Toch, 'het is wel goed dat Poetry een beetje druk heeft uitgeoefend. Nu is een goed moment'. Volgende maand tien jaar geleden overleed Hans Faverey. Vanavond wordt in Rotterdam Springvossen (De Bezige Bij) gepresenteerd, een bundel met niet eerder gepubliceerd werk, waaronder ook een paar facsimile's.
Springvossen bevat voor het merendeel voltooide gedichten, maar er is ook een typoscript afgedrukt met verschillende versies van één gedicht, en de bundel begint met een aantal gedichten die, schrijft Zeckovic in haar verantwoording 'misschien atypisch aandoen; ze kunnen gelezen worden als stijloefeningen.'
Faverey (1933-1990) debuteerde in 1968 met Gedichten, een bundel die als vrijwel onbegrijpelijk werd beschouwd. Later ontstond meer begrip voor zijn werk, en kort voor zijn dood werd hem de Constantijn Huygensprijs voor zijn gehele oeuvre toegekend. Faverey probeerde de 'roekeloze, meedogenloze schoonheid' van het bestaan te fixeren.
Samen met hoogleraar Nederlandse letterkunde Marita Mathijsen heeft Lela Zeckovic de nalatenschap van Faverey gecatalogiseerd. 'Een enorm werk', verzucht ze. Maar ze vond 'beeldschone gedichten', waarvan er, na de bundel die ze nu heeft samengesteld en die een coherent geheel moest worden, nog een stuk of twintig, vijfentwintig over zijn. 'En dan is het echt op.'
'Die andere gedichten doen we nog een keer, over drie of vier jaar. Alleen denk ik niet dat ík de volgende bundel zal samenstellen. Want ach, waarom ik. En er zijn liefhebbers die zich ermee willen belasten. Maar ik wil wel een oogje in het zeil houden.' Wellicht verschijnt in de toekomst ook een wetenschappelijke uitgave van Favereys werk, met alle varianten die van zijn gedichten bestaan.

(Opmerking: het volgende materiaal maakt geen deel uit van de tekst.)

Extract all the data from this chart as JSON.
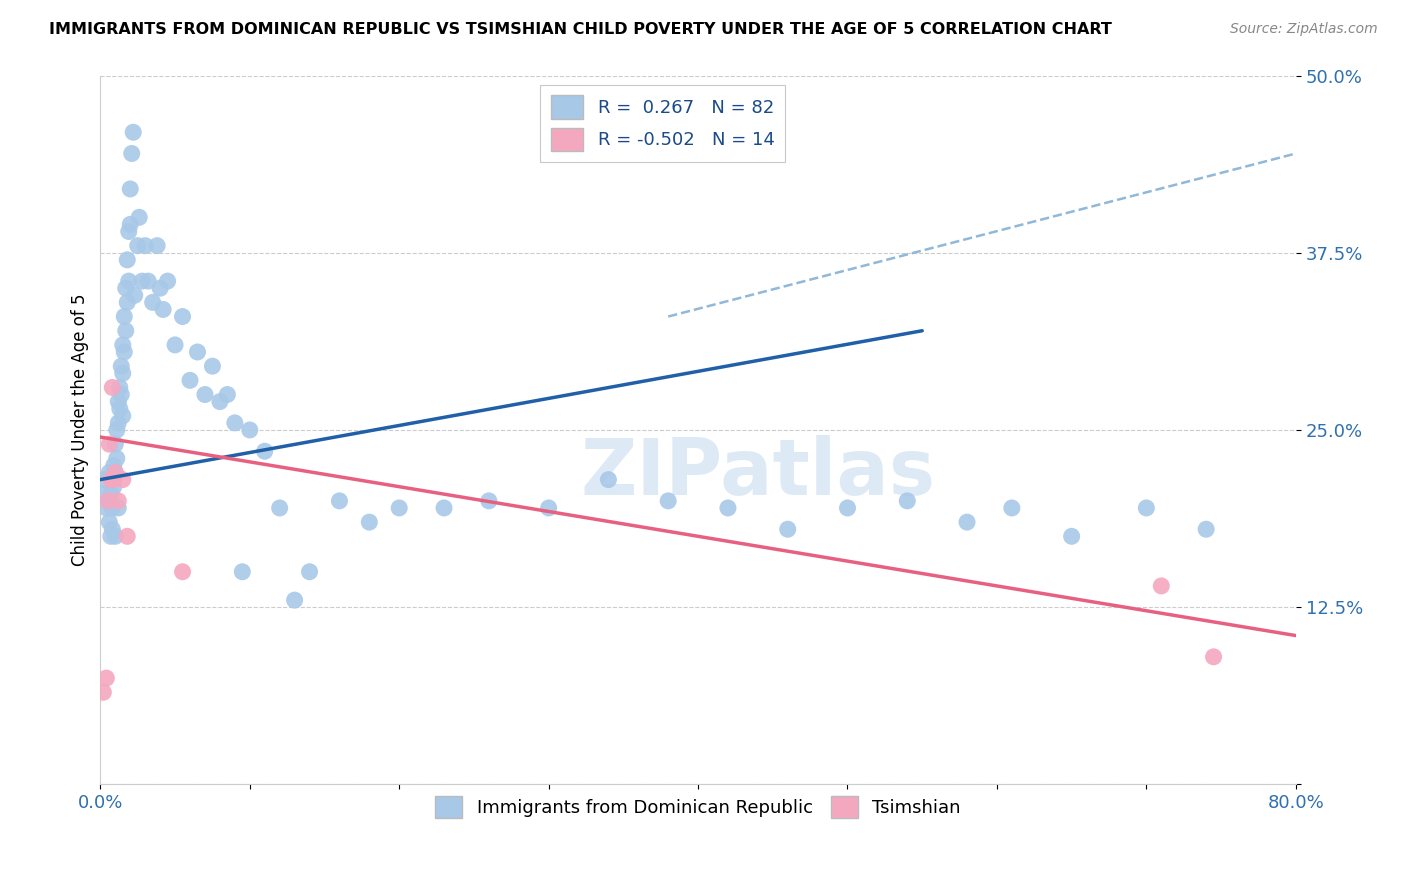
{
  "title": "IMMIGRANTS FROM DOMINICAN REPUBLIC VS TSIMSHIAN CHILD POVERTY UNDER THE AGE OF 5 CORRELATION CHART",
  "source": "Source: ZipAtlas.com",
  "ylabel": "Child Poverty Under the Age of 5",
  "xlim": [
    0.0,
    0.8
  ],
  "ylim": [
    0.0,
    0.5
  ],
  "xticks": [
    0.0,
    0.1,
    0.2,
    0.3,
    0.4,
    0.5,
    0.6,
    0.7,
    0.8
  ],
  "xticklabels": [
    "0.0%",
    "",
    "",
    "",
    "",
    "",
    "",
    "",
    "80.0%"
  ],
  "yticks": [
    0.0,
    0.125,
    0.25,
    0.375,
    0.5
  ],
  "yticklabels": [
    "",
    "12.5%",
    "25.0%",
    "37.5%",
    "50.0%"
  ],
  "blue_color": "#a8c8e8",
  "pink_color": "#f4a8c0",
  "blue_line_color": "#2060a8",
  "pink_line_color": "#e86080",
  "dashed_line_color": "#90b8d8",
  "legend_R1": "0.267",
  "legend_N1": "82",
  "legend_R2": "-0.502",
  "legend_N2": "14",
  "legend_label1": "Immigrants from Dominican Republic",
  "legend_label2": "Tsimshian",
  "watermark": "ZIPatlas",
  "blue_scatter_x": [
    0.002,
    0.003,
    0.004,
    0.005,
    0.006,
    0.006,
    0.007,
    0.007,
    0.008,
    0.008,
    0.009,
    0.009,
    0.01,
    0.01,
    0.01,
    0.011,
    0.011,
    0.012,
    0.012,
    0.012,
    0.013,
    0.013,
    0.014,
    0.014,
    0.015,
    0.015,
    0.015,
    0.016,
    0.016,
    0.017,
    0.017,
    0.018,
    0.018,
    0.019,
    0.019,
    0.02,
    0.02,
    0.021,
    0.022,
    0.023,
    0.025,
    0.026,
    0.028,
    0.03,
    0.032,
    0.035,
    0.038,
    0.04,
    0.042,
    0.045,
    0.05,
    0.055,
    0.06,
    0.065,
    0.07,
    0.075,
    0.08,
    0.085,
    0.09,
    0.095,
    0.1,
    0.11,
    0.12,
    0.13,
    0.14,
    0.16,
    0.18,
    0.2,
    0.23,
    0.26,
    0.3,
    0.34,
    0.38,
    0.42,
    0.46,
    0.5,
    0.54,
    0.58,
    0.61,
    0.65,
    0.7,
    0.74
  ],
  "blue_scatter_y": [
    0.205,
    0.215,
    0.195,
    0.2,
    0.22,
    0.185,
    0.205,
    0.175,
    0.195,
    0.18,
    0.225,
    0.21,
    0.24,
    0.22,
    0.175,
    0.25,
    0.23,
    0.27,
    0.255,
    0.195,
    0.28,
    0.265,
    0.295,
    0.275,
    0.31,
    0.29,
    0.26,
    0.33,
    0.305,
    0.35,
    0.32,
    0.37,
    0.34,
    0.39,
    0.355,
    0.42,
    0.395,
    0.445,
    0.46,
    0.345,
    0.38,
    0.4,
    0.355,
    0.38,
    0.355,
    0.34,
    0.38,
    0.35,
    0.335,
    0.355,
    0.31,
    0.33,
    0.285,
    0.305,
    0.275,
    0.295,
    0.27,
    0.275,
    0.255,
    0.15,
    0.25,
    0.235,
    0.195,
    0.13,
    0.15,
    0.2,
    0.185,
    0.195,
    0.195,
    0.2,
    0.195,
    0.215,
    0.2,
    0.195,
    0.18,
    0.195,
    0.2,
    0.185,
    0.195,
    0.175,
    0.195,
    0.18
  ],
  "pink_scatter_x": [
    0.002,
    0.004,
    0.005,
    0.006,
    0.007,
    0.008,
    0.009,
    0.01,
    0.012,
    0.015,
    0.018,
    0.055,
    0.71,
    0.745
  ],
  "pink_scatter_y": [
    0.065,
    0.075,
    0.2,
    0.24,
    0.215,
    0.28,
    0.215,
    0.22,
    0.2,
    0.215,
    0.175,
    0.15,
    0.14,
    0.09
  ],
  "blue_trend_x": [
    0.0,
    0.55
  ],
  "blue_trend_y": [
    0.215,
    0.32
  ],
  "pink_trend_x": [
    0.0,
    0.8
  ],
  "pink_trend_y": [
    0.245,
    0.105
  ],
  "dashed_trend_x": [
    0.38,
    0.8
  ],
  "dashed_trend_y": [
    0.33,
    0.445
  ]
}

Hans Faverey wilde als jongen componist worden - in Springvossen zijn twee partituren afgedrukt die hij als 15-jarige noteerde - maar hij werd dichter. In een van de weinige interviews die hij heeft gegeven, spreekt Faverey over zijn jaloezie op componisten, die niet vastzitten aan verwijzingen. 'Van woorden verwacht men begrijpelijkheid. Je mag het niet alleen met ritme en klank doen.'
Dichter of componist, dat zijn geen beroepen die je kunt leren, als zodanig word je geboren, zegt Favereys jongere broer Robby, zelf gitarist/luitist. Robby Faverey speelt vanavond als hommage aan zijn broer op de theorbe, de basluit. 'Muziek was heel belangrijk in zijn leven. De muziek die ik speel, Franse luitmuziek, is contemplatief, het is bijna een soort spreken.'
'De gedichten van Hans zijn een spel van taal, zo zag hij dat ook. Een woord kan iets muzikaals oproepen. Niet voor niets zoeken musici heel lang naar een naam voor een groep. Maar aan woorden hecht je betekenis. Als ik een akkoord speel, geeft wat eraan vooraf gaat, en wat erna komt er betekenis aan. Woorden hebben altijd betekenis in zichzelf.'
Nagelaten gedichten van Hans Faverey, vanavond 20.00 uur, Kleine zaal Rotterdamse schouwburg. www.poetry.nl.